A key task of the assembly was to review and approve Oceania’s response to the Working Document for the Continental Stage of the Synod for a Synodal Church.
The bishops were pleased that, “guided by the voices of the People of God in Oceania, we progressed the work already undertaken to ensure a distinctively Oceanic voice will continue to resonate through the Synod documents”.
That response will be finalised and published in coming weeks.
The next assembly of the Federation will be held in Australia in 2027.
The Catholic bishops of Oceania with fellow delegates and support representatives at the conclusion of the week-long gathering in Fiji. Photo: Supplied/ACBC
Bishops name new president for Oceania Federation
Bishop Anthony Randazzo of the New South Wales Diocese of Broken Bay has been announced as the new President of the Federation of Catholic Bishops Conferences of Oceania.
Broken Bay Diocese Bishop Anthony Randazzo has been announced as the new President of the Federation of Catholic Bishops Conferences of Oceania. Photo: Supplied/ACBC
Bishop Randazzo was among eight members – two from each of the region’s four episcopal conferences – appointed to the Federation’s executive council for the next four years on the final day of its assembly in Fiji.
He takes over the presidency from Archbishop Peter Loy Chong of Suva, who has hosted this year’s assembly.
Archbishop Chong said the assembly was a gathering in which he could see the Holy Spirit moving.
“It's been a good experience of listening to other bishops and other people that have joined us,” he said. “I'm very happy with the assembly. It's left us with a mission and a mission that we want to carry out to the next stop, and that is four years’ time in Australia.”

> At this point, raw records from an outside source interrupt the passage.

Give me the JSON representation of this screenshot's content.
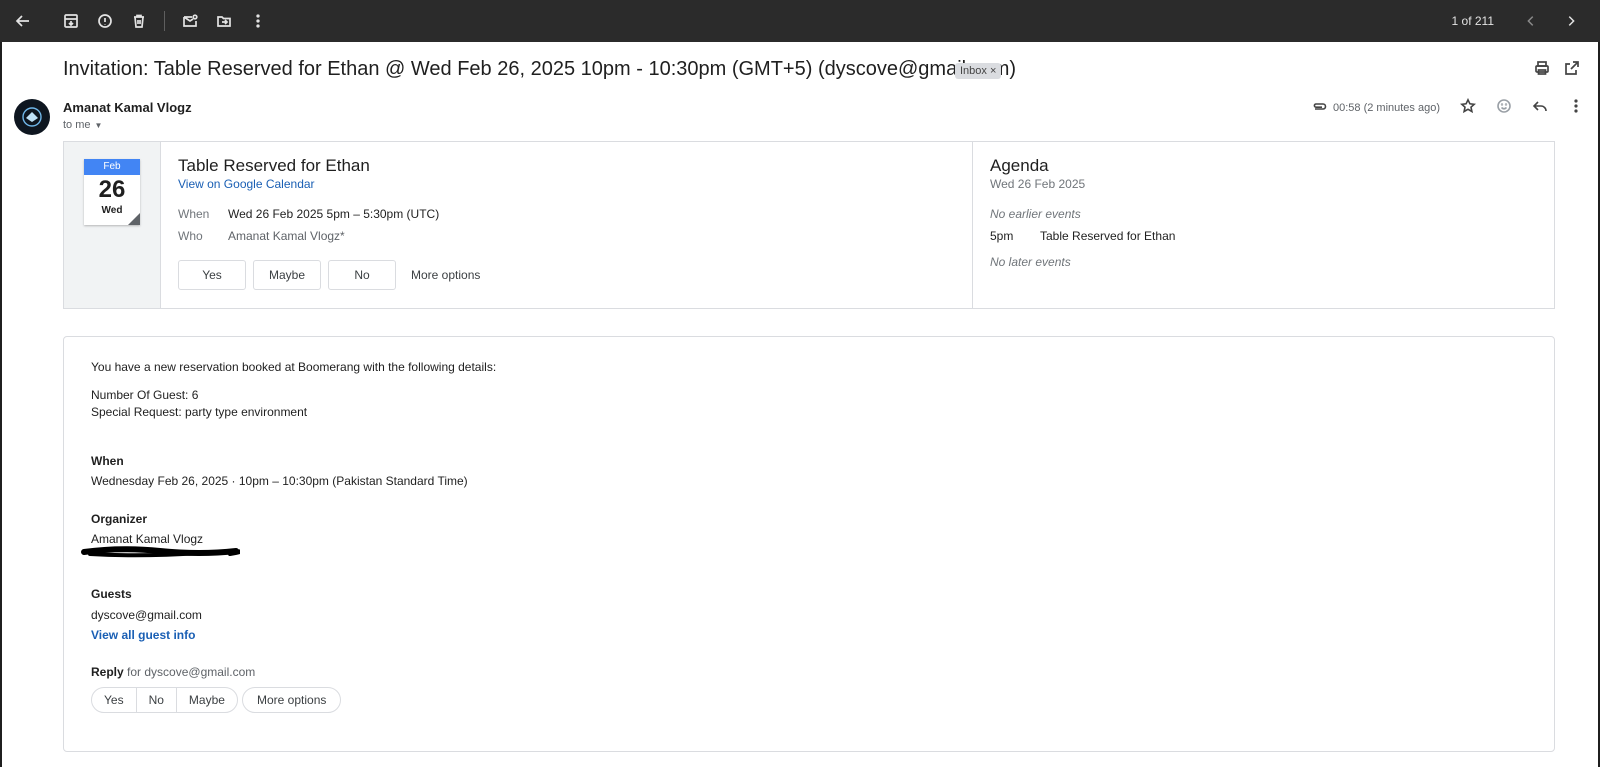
{
  "toolbar": {
    "pager": "1 of 211"
  },
  "message": {
    "subject": "Invitation: Table Reserved for Ethan @ Wed Feb 26, 2025 10pm - 10:30pm (GMT+5) (dyscove@gmail.com)",
    "label_chip": "Inbox ×",
    "sender": "Amanat Kamal Vlogz",
    "to": "to me",
    "time": "00:58 (2 minutes ago)"
  },
  "calendar": {
    "month": "Feb",
    "day": "26",
    "weekday": "Wed",
    "event_title": "Table Reserved for Ethan",
    "view_link": "View on Google Calendar",
    "when_label": "When",
    "when_value": "Wed 26 Feb 2025 5pm – 5:30pm (UTC)",
    "who_label": "Who",
    "who_value": "Amanat Kamal Vlogz*",
    "rsvp_yes": "Yes",
    "rsvp_maybe": "Maybe",
    "rsvp_no": "No",
    "more_options": "More options"
  },
  "agenda": {
    "title": "Agenda",
    "date": "Wed 26 Feb 2025",
    "no_earlier": "No earlier events",
    "event_time": "5pm",
    "event_name": "Table Reserved for Ethan",
    "no_later": "No later events"
  },
  "body": {
    "intro": "You have a new reservation booked at Boomerang with the following details:",
    "guests_count": "Number Of Guest: 6",
    "special_request": "Special Request: party type environment",
    "when_heading": "When",
    "when_value": "Wednesday Feb 26, 2025 · 10pm – 10:30pm (Pakistan Standard Time)",
    "organizer_heading": "Organizer",
    "organizer_value": "Amanat Kamal Vlogz",
    "guests_heading": "Guests",
    "guest_email": "dyscove@gmail.com",
    "view_guests": "View all guest info",
    "reply_label": "Reply",
    "reply_for": "for dyscove@gmail.com",
    "reply_yes": "Yes",
    "reply_no": "No",
    "reply_maybe": "Maybe",
    "reply_more": "More options"
  }
}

Broken Bay Diocese Bishop Anthony Randazzo with Samoa Pago Pago Bishop Peter Brown CSsR. Photo: Supplied/ACBC
Bishop Randazzo said he was grateful, on behalf of the executive council, to receive those suggestions about “how we might work together as leaders and as servants of God's holy people so that together we might advance the mission of the Gospel”.

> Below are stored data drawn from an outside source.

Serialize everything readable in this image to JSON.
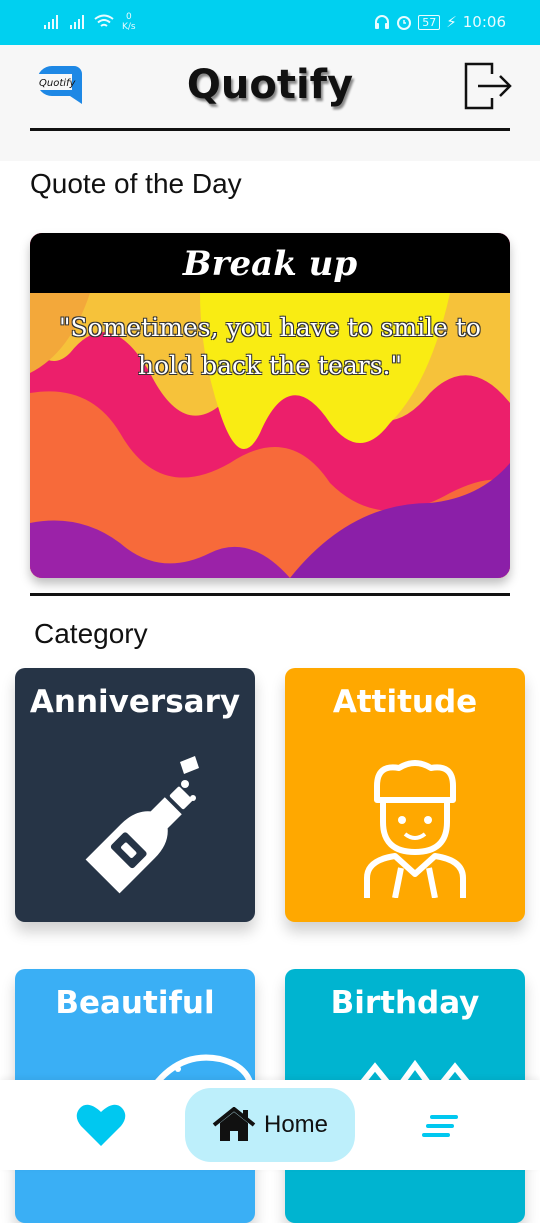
{
  "status_bar": {
    "net_speed_value": "0",
    "net_speed_unit": "K/s",
    "battery": "57",
    "time": "10:06"
  },
  "header": {
    "app_title": "Quotify",
    "logo_text": "Quotify"
  },
  "quote_of_the_day": {
    "section_title": "Quote of the Day",
    "category": "Break up",
    "text": "\"Sometimes, you have to smile to hold back the tears.\""
  },
  "categories": {
    "section_title": "Category",
    "items": [
      {
        "label": "Anniversary",
        "color": "#263446",
        "icon": "champagne-bottle-icon"
      },
      {
        "label": "Attitude",
        "color": "#ffa800",
        "icon": "chef-person-icon"
      },
      {
        "label": "Beautiful",
        "color": "#3aaff5",
        "icon": "face-icon"
      },
      {
        "label": "Birthday",
        "color": "#00b4d0",
        "icon": "crown-icon"
      }
    ]
  },
  "bottom_nav": {
    "home_label": "Home"
  },
  "colors": {
    "status_bar": "#00d0f0",
    "accent": "#00c8f0",
    "home_pill": "#bdeffb"
  }
}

In a video message, he asked the people of Oceania to pray for the bishops, as they have prayed for their people during the assembly, “that the Holy Spirit of God might draw us all together as one body of Christ”.
Members of the Executive Council of the Federation of Catholic Bishops Conferences Oceania from each of the four conferences are front, from left, Broken Bay Bishop Anthony Randazzo, Chalan Kanoa Diocese Bishop Ryan Jimenez, Wabag Diocese Bishop Justin Ain Soongie and Auki Diocese Solomon Islands Bishop Peter Houhou and Back from left, Wellington NZ Archbishop Paul Martin SM, Wollongong Bishop Brian Mascord, Suva
The members of the executive council from each of the four conferences are:
Australia: Bishop Brian Mascord (Wollongong); Bishop Anthony Randazzo (Broken Bay, president).
New Zealand: Bishop Michael Dooley (Dunedin); Archbishop Paul Martin SM (Wellington).
Pacific Islands: Bishop Ryan Jimenez, (Chalan Kanoa, Northern Mariana Islands); Archbishop Peter Loy Chong (Suva, Fiji).
Papua New Guinea/Solomon Islands: Bishop Peter Houhou (Auki, Solomon Islands); Bishop Justin Ain Soongie (Wabag, PNG).